Petit kjokkenmodding en bordure d'un tanne en Nouvelle-Calédonie. Ce terme désigne des amas de tests de mollusques, auxquels s'ajoutent des outils et des tessons de poterie. Leur omniprésence et leur âge témoignent des relations anciennes entre les hommes et ce milieu. © JM Lebigre Reproduction et utilisation interdites

Si les tannes ne résultent qu'exceptionnellement d'activités humaines, en revanche ils supportent plusieurs d'entre elles comme le montrent les photographies suivantes.
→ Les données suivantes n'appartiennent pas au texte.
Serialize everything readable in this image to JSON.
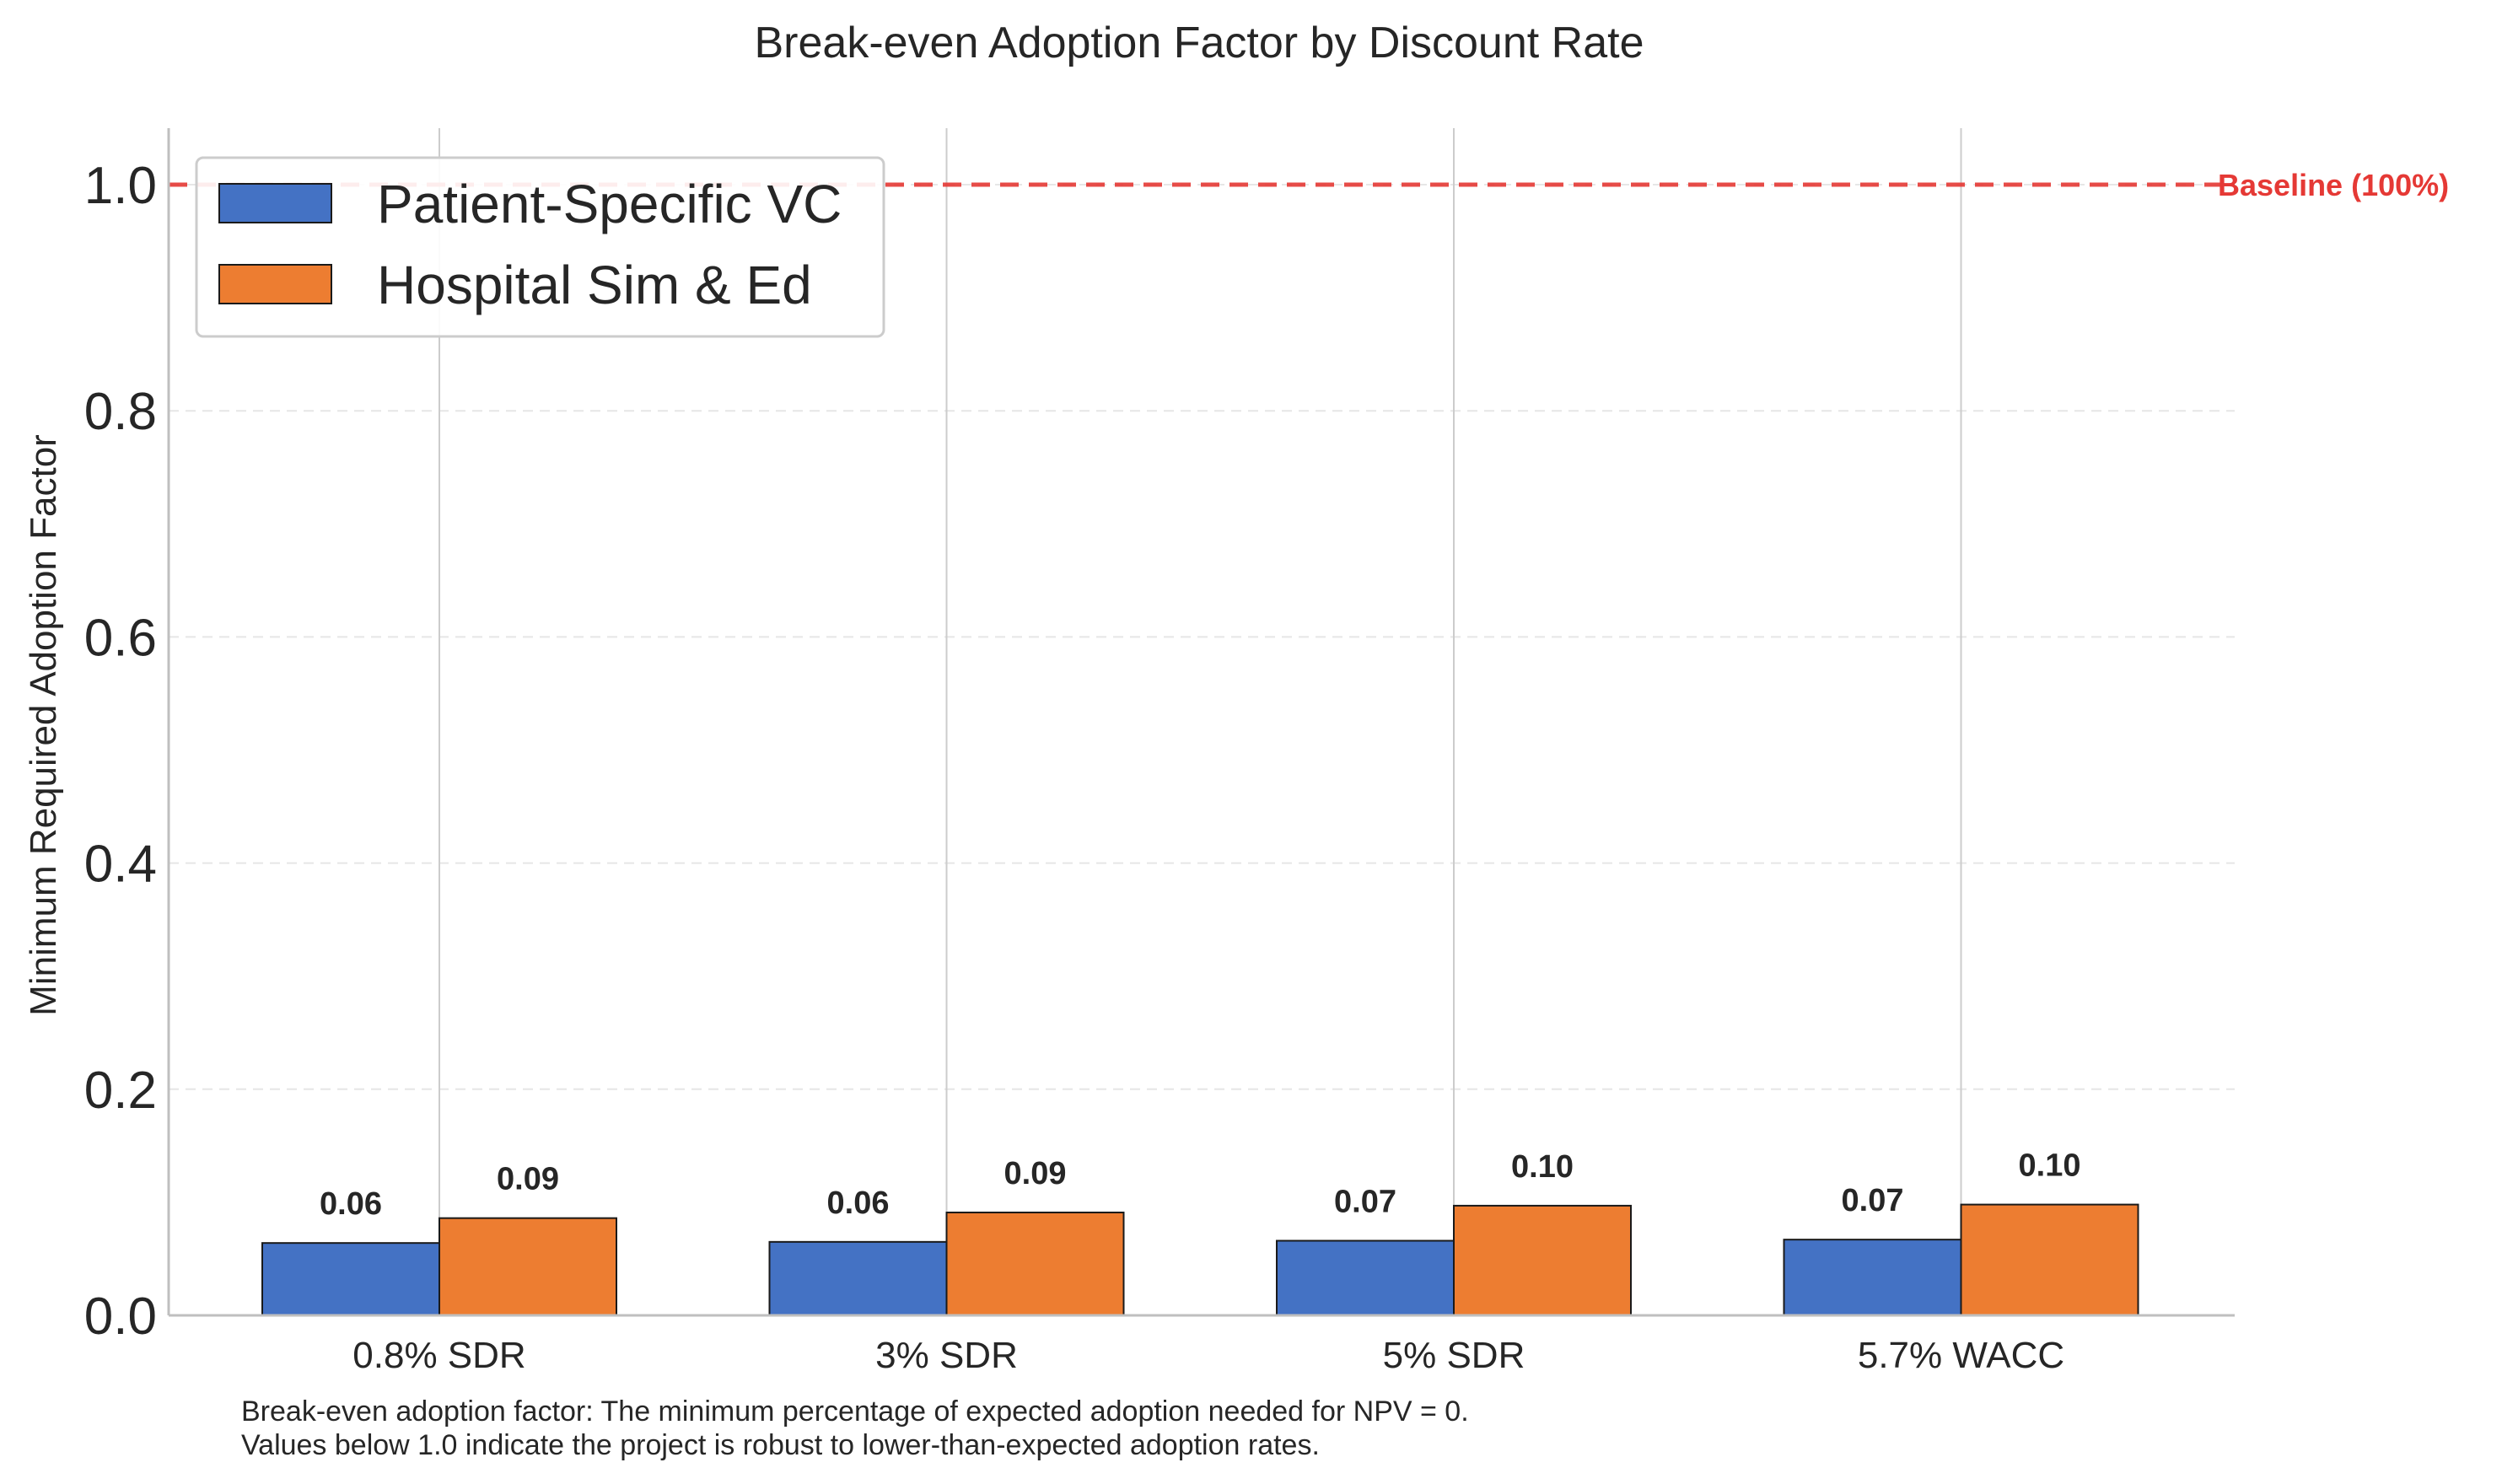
{
  "chart_data": {
    "type": "bar",
    "title": "Break-even Adoption Factor by Discount Rate",
    "xlabel": "",
    "ylabel": "Minimum Required Adoption Factor",
    "categories": [
      "0.8% SDR",
      "3% SDR",
      "5% SDR",
      "5.7% WACC"
    ],
    "series": [
      {
        "name": "Patient-Specific VC",
        "color": "#4472c4",
        "values": [
          0.064,
          0.065,
          0.066,
          0.067
        ],
        "labels": [
          "0.06",
          "0.06",
          "0.07",
          "0.07"
        ]
      },
      {
        "name": "Hospital Sim & Ed",
        "color": "#ed7d31",
        "values": [
          0.086,
          0.091,
          0.097,
          0.098
        ],
        "labels": [
          "0.09",
          "0.09",
          "0.10",
          "0.10"
        ]
      }
    ],
    "ylim": [
      0,
      1.05
    ],
    "yticks": [
      "0.0",
      "0.2",
      "0.4",
      "0.6",
      "0.8",
      "1.0"
    ],
    "ytick_values": [
      0,
      0.2,
      0.4,
      0.6,
      0.8,
      1.0
    ],
    "reference_line": {
      "value": 1.0,
      "label": "Baseline (100%)",
      "color": "#e53935",
      "style": "dashed"
    },
    "legend_position": "top-left",
    "grid": "y-dashed, x-solid"
  },
  "note": {
    "line1": "Break-even adoption factor: The minimum percentage of expected adoption needed for NPV = 0.",
    "line2": "Values below 1.0 indicate the project is robust to lower-than-expected adoption rates."
  }
}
Rizières traditionnelles aménagées aux dépens de la mangrove et des tannes près de Saint-Augustin (Sud-Ouest malgache) © JM Lebigre Reproduction et utilisation interdites
Dans la lagune de Belo (Madagascar), les charrettes à zébus, principal moyen de déplacement, empruntent le tanne vif à efflorescences salines © JM Lebigre Reproduction et utilisation interdites

Vue aérienne d'un tanne colonisé par de l'habitat spontané à Tuléar (Toliara, Madagascar) © JM Lebigre Reproduction et utilisation interdites
Habitat spontané pauvre et élevage sur un tanne. Nous sommes ici à Tuléar (Toliara), capitale provinciale du Sud-ouest de Madagascar. © JM Lebigre Reproduction et utilisation interdites
Tanne aménagé en salins à Tuléar (Toliara, Madagascar). Les grandes étendues des tannes, souvent balayées par le vent et écrasées de soleil, apparaissent comme propices à l'aménagement de salins. Les techniques employées ici sont venues du Gujarat, région du Nord-ouest de l'Inde en même temps que l'immigration. © JM Lebigre Reproduction et utilisation interdites
L'appropriation des tannes et des mangroves par des particuliers, comme ici à Païta en Nouvelle-Calédonie, s'est généralisé, au mépris de la législation © JM Lebigre Reproduction et utilisation interdites
Sur l'île de Vanua Levu à Fidji, tanne bordé par des plantations de canne à sucre et de l'habitat © JM Lebigre Reproduction et utilisation interdites

Depuis une vingtaine d'années, sur les littoraux tropicaux, les marais à mangrove sont l'objet de nombreuses convoitises. On les utilise pour aménager de grands bassins destinés à l'élevage des crevettes.
Bassins crevetticoles. En Nouvelle-Calédonie, les bassins des fermes crevetticoles ont été aménagés aux dépens de tannes et non de la mangrove. © JM Lebigre Reproduction et utilisation interdites

En Equateur, au Honduras et au Salvador (golfe de Fonseca), en Inde et dans toute l'Asie du Sud-Est, de vastes surfaces de marais ont été converties en bassins aquacoles. Généralement ce sont les mangroves qui font les frais de ces aménagements. Cependant dans certains pays comme l'Equateur ou la Nouvelle-Calédonie, les tannes ont été privilégiés pour cette crevetticulture. C'est certainement une bonne chose pour la mangrove mais il ne faudrait pas que tous les tannes soient un jour couverts de bassins. Il en va de la conservation de la biodiversité. Aussi une véritable réflexion s'impose aujourd'hui à ce sujet.